Aniello, très lentement, se détacha de lui, sans cesser de le regarder dans les yeux. À présent seules leurs mains, doucement posées sur la taille de l'autre, maintenaient le contact, et Aldemaro sentit comme un vide et fut tenté de la saisir, le serrer de nouveau contre lui. Mais il ne bougea pas.

Aniello lui sourit : "C'est mieux comme ça ?" lui murmura-t-il.

"Non... loin de là... Oh, Aniello... je n'ai aucune idée de ce que je veux vraiment... de ce que je dois faire... J'ai envie de toi et... et je crois que je t'aime moi aussi."

"Bien."

"Bien ? Ah, si seulement j'étais sûr moi aussi que c'est bien..."

"C'est l'aspect sexuel qui te répugne ?"

"Qui me répugne ? Non... Mais je ne me sens pas prêt, je ne me sens pas sûr de moi, tout cela est si étrange, si inconnu, si différent de mon expérience à ce jour... Et pourtant... mon corps a envie du tien !"

"Alors pourquoi ne l'écoutes-tu pas ? Ne crois-tu pas que nos corps et notre instinct de conservation nous poussent à fuir le danger mais à rechercher ce qui est bon pour nous ?"

"J'aimerais te répondre que oui, mais je ne me sens pas prêt..."

"S'il te faut du temps... vu que je t'ai attendu d'abord des années puis des mois, je peux attendre encore. J'attendrai que ce soit toi qui me dises que tu as besoin de moi, comme moi je te l'ai dit, et pas juste pour partager un lit, le plaisir physique; mais bien pour... pour partager nos vies..."
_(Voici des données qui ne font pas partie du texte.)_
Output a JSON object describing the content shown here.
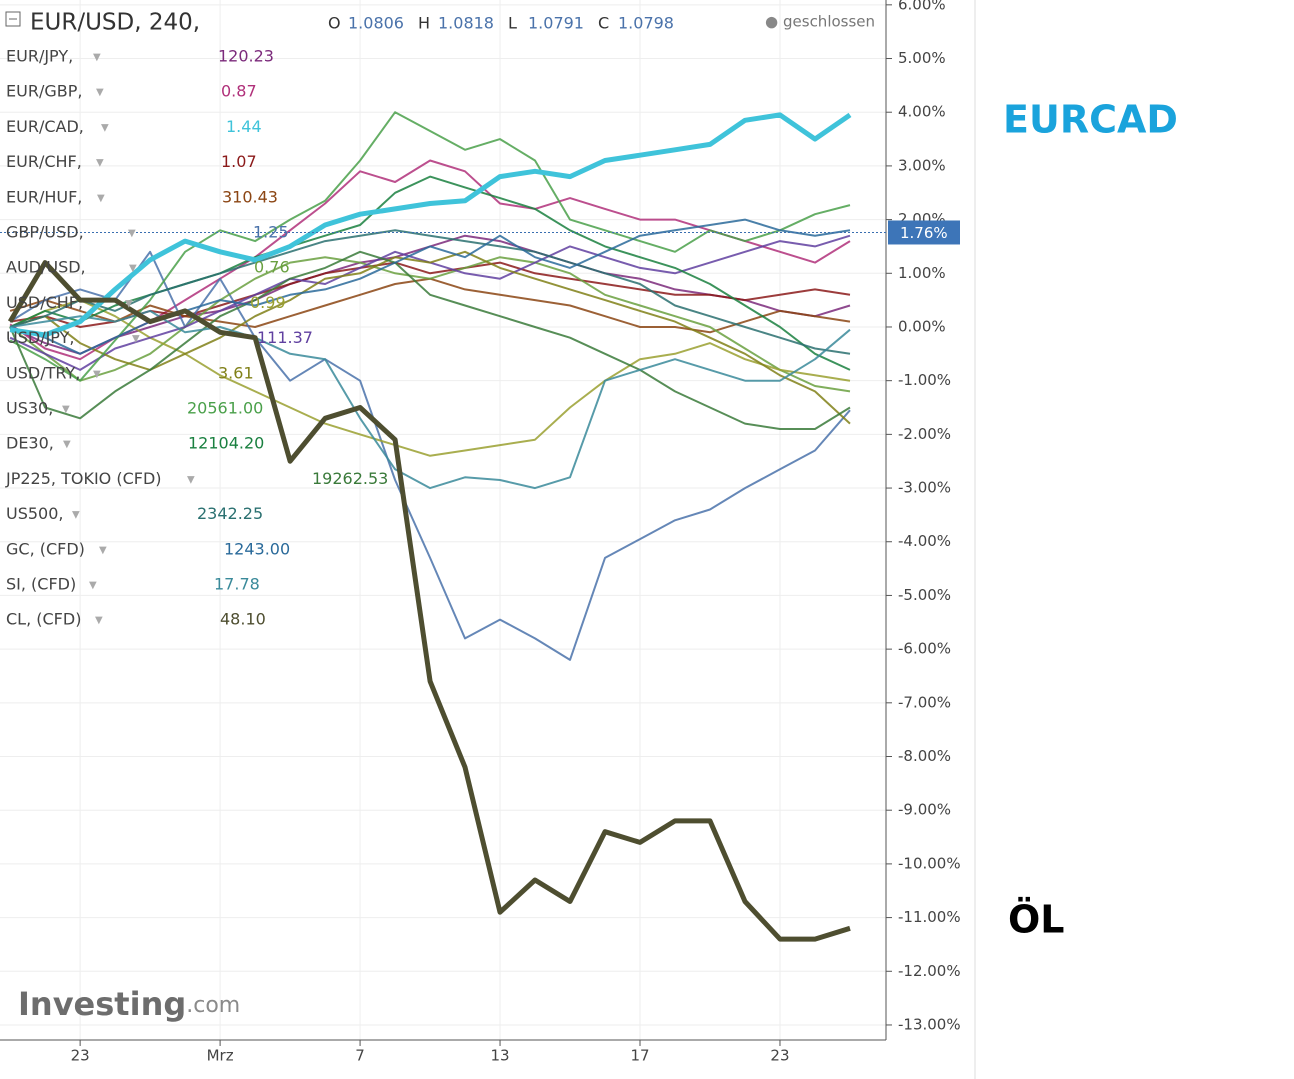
{
  "chart_data": {
    "type": "line",
    "header": {
      "symbol": "EUR/USD, 240,",
      "ohlc": [
        {
          "label": "O",
          "value": "1.0806"
        },
        {
          "label": "H",
          "value": "1.0818"
        },
        {
          "label": "L",
          "value": "1.0791"
        },
        {
          "label": "C",
          "value": "1.0798"
        }
      ],
      "status": "geschlossen"
    },
    "x": [
      -2,
      -1,
      0,
      1,
      2,
      3,
      4,
      5,
      6,
      7,
      8,
      9,
      10,
      11,
      12,
      13,
      14,
      15,
      16,
      17,
      18,
      19,
      20,
      21,
      22
    ],
    "xlim": [
      -2.29,
      23.03
    ],
    "xticks": [
      {
        "value": 0,
        "label": "23"
      },
      {
        "value": 4,
        "label": "Mrz"
      },
      {
        "value": 8,
        "label": "7"
      },
      {
        "value": 12,
        "label": "13"
      },
      {
        "value": 16,
        "label": "17"
      },
      {
        "value": 20,
        "label": "23"
      }
    ],
    "ylim": [
      -13.28,
      6.09
    ],
    "yticks": [
      {
        "value": 6,
        "label": "6.00%"
      },
      {
        "value": 5,
        "label": "5.00%"
      },
      {
        "value": 4,
        "label": "4.00%"
      },
      {
        "value": 3,
        "label": "3.00%"
      },
      {
        "value": 2,
        "label": "2.00%"
      },
      {
        "value": 1,
        "label": "1.00%"
      },
      {
        "value": 0,
        "label": "0.00%"
      },
      {
        "value": -1,
        "label": "-1.00%"
      },
      {
        "value": -2,
        "label": "-2.00%"
      },
      {
        "value": -3,
        "label": "-3.00%"
      },
      {
        "value": -4,
        "label": "-4.00%"
      },
      {
        "value": -5,
        "label": "-5.00%"
      },
      {
        "value": -6,
        "label": "-6.00%"
      },
      {
        "value": -7,
        "label": "-7.00%"
      },
      {
        "value": -8,
        "label": "-8.00%"
      },
      {
        "value": -9,
        "label": "-9.00%"
      },
      {
        "value": -10,
        "label": "-10.00%"
      },
      {
        "value": -11,
        "label": "-11.00%"
      },
      {
        "value": -12,
        "label": "-12.00%"
      },
      {
        "value": -13,
        "label": "-13.00%"
      }
    ],
    "grid": true,
    "current": {
      "value": 1.76,
      "label": "1.76%"
    },
    "annotations": [
      {
        "text": "EURCAD",
        "color": "#1aa3dc"
      },
      {
        "text": "ÖL",
        "color": "#000000"
      }
    ],
    "watermark": [
      "Investing",
      ".com"
    ],
    "series": [
      {
        "name": "EUR/JPY,",
        "last": "120.23",
        "color": "#7b2a7b",
        "values": [
          0,
          -0.3,
          -0.5,
          -0.2,
          0,
          0.2,
          0.3,
          0.5,
          0.8,
          1.0,
          1.2,
          1.3,
          1.5,
          1.7,
          1.6,
          1.4,
          1.2,
          1.0,
          0.9,
          0.7,
          0.6,
          0.5,
          0.3,
          0.2,
          0.4
        ]
      },
      {
        "name": "EUR/GBP,",
        "last": "0.87",
        "color": "#b0307a",
        "values": [
          0.05,
          -0.4,
          -0.6,
          -0.2,
          0.1,
          0.5,
          0.9,
          1.3,
          1.8,
          2.3,
          2.9,
          2.7,
          3.1,
          2.9,
          2.3,
          2.2,
          2.4,
          2.2,
          2.0,
          2.0,
          1.8,
          1.6,
          1.4,
          1.2,
          1.6
        ]
      },
      {
        "name": "EUR/CAD,",
        "last": "1.44",
        "color": "#3fc3da",
        "values": [
          -0.05,
          -0.15,
          0.1,
          0.7,
          1.25,
          1.6,
          1.4,
          1.25,
          1.5,
          1.9,
          2.1,
          2.2,
          2.3,
          2.35,
          2.8,
          2.9,
          2.8,
          3.1,
          3.2,
          3.3,
          3.4,
          3.85,
          3.95,
          3.5,
          3.95
        ]
      },
      {
        "name": "EUR/CHF,",
        "last": "1.07",
        "color": "#8b1a1a",
        "values": [
          0.1,
          0.2,
          0,
          0.1,
          0.3,
          0.2,
          0.4,
          0.6,
          0.8,
          1.0,
          1.1,
          1.2,
          1.0,
          1.1,
          1.2,
          1.0,
          0.9,
          0.8,
          0.7,
          0.6,
          0.6,
          0.5,
          0.6,
          0.7,
          0.6
        ]
      },
      {
        "name": "EUR/HUF,",
        "last": "310.43",
        "color": "#8b4513",
        "values": [
          0.3,
          0.5,
          0.3,
          0.1,
          0.4,
          0.2,
          0.1,
          0,
          0.2,
          0.4,
          0.6,
          0.8,
          0.9,
          0.7,
          0.6,
          0.5,
          0.4,
          0.2,
          0,
          0,
          -0.1,
          0.1,
          0.3,
          0.2,
          0.1
        ]
      },
      {
        "name": "GBP/USD,",
        "last": "1.25",
        "color": "#4a72aa",
        "values": [
          0.1,
          0.5,
          0.7,
          0.5,
          1.4,
          0,
          0.9,
          -0.2,
          -1.0,
          -0.6,
          -1.0,
          -2.85,
          -4.3,
          -5.8,
          -5.45,
          -5.8,
          -6.2,
          -4.3,
          -3.95,
          -3.6,
          -3.4,
          -3.0,
          -2.65,
          -2.3,
          -1.55
        ]
      },
      {
        "name": "AUD/USD,",
        "last": "0.76",
        "color": "#6aa040",
        "values": [
          0,
          -0.5,
          -1.0,
          -0.8,
          -0.5,
          0,
          0.5,
          0.9,
          1.2,
          1.3,
          1.2,
          1.0,
          0.9,
          1.1,
          1.3,
          1.2,
          1.0,
          0.6,
          0.4,
          0.2,
          0,
          -0.4,
          -0.8,
          -1.1,
          -1.2
        ]
      },
      {
        "name": "USD/CHF,",
        "last": "0.99",
        "color": "#9aa030",
        "values": [
          0,
          0.3,
          0.5,
          0.2,
          -0.2,
          -0.5,
          -0.9,
          -1.2,
          -1.5,
          -1.8,
          -2.0,
          -2.2,
          -2.4,
          -2.3,
          -2.2,
          -2.1,
          -1.5,
          -1.0,
          -0.6,
          -0.5,
          -0.3,
          -0.6,
          -0.8,
          -0.9,
          -1.0
        ]
      },
      {
        "name": "USD/JPY,",
        "last": "111.37",
        "color": "#6040a0",
        "values": [
          -0.2,
          -0.5,
          -0.8,
          -0.4,
          -0.2,
          0,
          0.3,
          0.6,
          0.9,
          0.8,
          1.1,
          1.4,
          1.2,
          1.0,
          0.9,
          1.2,
          1.5,
          1.3,
          1.1,
          1.0,
          1.2,
          1.4,
          1.6,
          1.5,
          1.7
        ]
      },
      {
        "name": "USD/TRY,",
        "last": "3.61",
        "color": "#808018",
        "values": [
          0,
          0.2,
          -0.3,
          -0.6,
          -0.8,
          -0.5,
          -0.2,
          0.2,
          0.5,
          0.9,
          1.0,
          1.3,
          1.2,
          1.4,
          1.1,
          0.9,
          0.7,
          0.5,
          0.3,
          0.1,
          -0.2,
          -0.5,
          -0.9,
          -1.2,
          -1.8
        ]
      },
      {
        "name": "US30,",
        "last": "20561.00",
        "color": "#4aa04a",
        "values": [
          -0.25,
          -0.6,
          -1.0,
          -0.25,
          0.5,
          1.4,
          1.8,
          1.6,
          2.0,
          2.35,
          3.1,
          4.0,
          3.65,
          3.3,
          3.5,
          3.1,
          2.0,
          1.8,
          1.6,
          1.4,
          1.8,
          1.6,
          1.8,
          2.1,
          2.27
        ]
      },
      {
        "name": "DE30,",
        "last": "12104.20",
        "color": "#1a8040",
        "values": [
          0,
          0.3,
          0.1,
          0.4,
          0.6,
          0.8,
          1.0,
          1.3,
          1.5,
          1.7,
          1.9,
          2.5,
          2.8,
          2.6,
          2.4,
          2.2,
          1.8,
          1.5,
          1.3,
          1.1,
          0.8,
          0.4,
          0.0,
          -0.5,
          -0.8
        ]
      },
      {
        "name": "JP225, TOKIO (CFD)",
        "last": "19262.53",
        "color": "#3a7a3a",
        "values": [
          0,
          -1.5,
          -1.7,
          -1.2,
          -0.8,
          -0.3,
          0.2,
          0.5,
          0.9,
          1.1,
          1.4,
          1.2,
          0.6,
          0.4,
          0.2,
          0,
          -0.2,
          -0.5,
          -0.8,
          -1.2,
          -1.5,
          -1.8,
          -1.9,
          -1.9,
          -1.5
        ]
      },
      {
        "name": "US500,",
        "last": "2342.25",
        "color": "#2a7070",
        "values": [
          0,
          0.2,
          0.5,
          0.3,
          0.6,
          0.8,
          1.0,
          1.2,
          1.4,
          1.6,
          1.7,
          1.8,
          1.7,
          1.6,
          1.5,
          1.4,
          1.2,
          1.0,
          0.8,
          0.4,
          0.2,
          0,
          -0.2,
          -0.4,
          -0.5
        ]
      },
      {
        "name": "GC, (CFD)",
        "last": "1243.00",
        "color": "#2a6a9a",
        "values": [
          0,
          -0.2,
          -0.5,
          -0.2,
          0.1,
          0.3,
          0.5,
          0.4,
          0.6,
          0.7,
          0.9,
          1.2,
          1.5,
          1.3,
          1.7,
          1.3,
          1.1,
          1.4,
          1.7,
          1.8,
          1.9,
          2.0,
          1.8,
          1.7,
          1.8
        ]
      },
      {
        "name": "SI, (CFD)",
        "last": "17.78",
        "color": "#3a8a9a",
        "values": [
          0,
          0.1,
          0.2,
          0.1,
          0.3,
          -0.1,
          0,
          -0.2,
          -0.5,
          -0.6,
          -1.7,
          -2.65,
          -3.0,
          -2.8,
          -2.85,
          -3.0,
          -2.8,
          -1.0,
          -0.8,
          -0.6,
          -0.8,
          -1.0,
          -1.0,
          -0.6,
          -0.05
        ]
      },
      {
        "name": "CL, (CFD)",
        "last": "48.10",
        "color": "#4e4e30",
        "values": [
          0.1,
          1.2,
          0.5,
          0.5,
          0.1,
          0.3,
          -0.1,
          -0.2,
          -2.5,
          -1.7,
          -1.5,
          -2.1,
          -6.6,
          -8.2,
          -10.9,
          -10.3,
          -10.7,
          -9.4,
          -9.6,
          -9.2,
          -9.2,
          -10.7,
          -11.4,
          -11.4,
          -11.2
        ]
      }
    ]
  }
}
"Mais si... si je ne te le disais jamais ?"

"J'ai du mal à y croire, mais, si c'était le cas, ce serait que nous ne sommes pas faits l'un pour l'autre, c'est tout. Je t'attendrai, Aldemaro... j'attendrai le jour où tu pourras me dire que tu es mien et que je suis tien." dit-il en s'éloignant plus encore de lui et le dernier léger contact entre leurs corps s'interrompit.

Et Aldemaro ressentit un vide, comme de la solitude, qui lui pesait douloureusement. Mais il sentit l'impulsion de le reprendre dans ses bras.

"Je t'ai fait rater l'émission..." lui dit Aniello à voix basse.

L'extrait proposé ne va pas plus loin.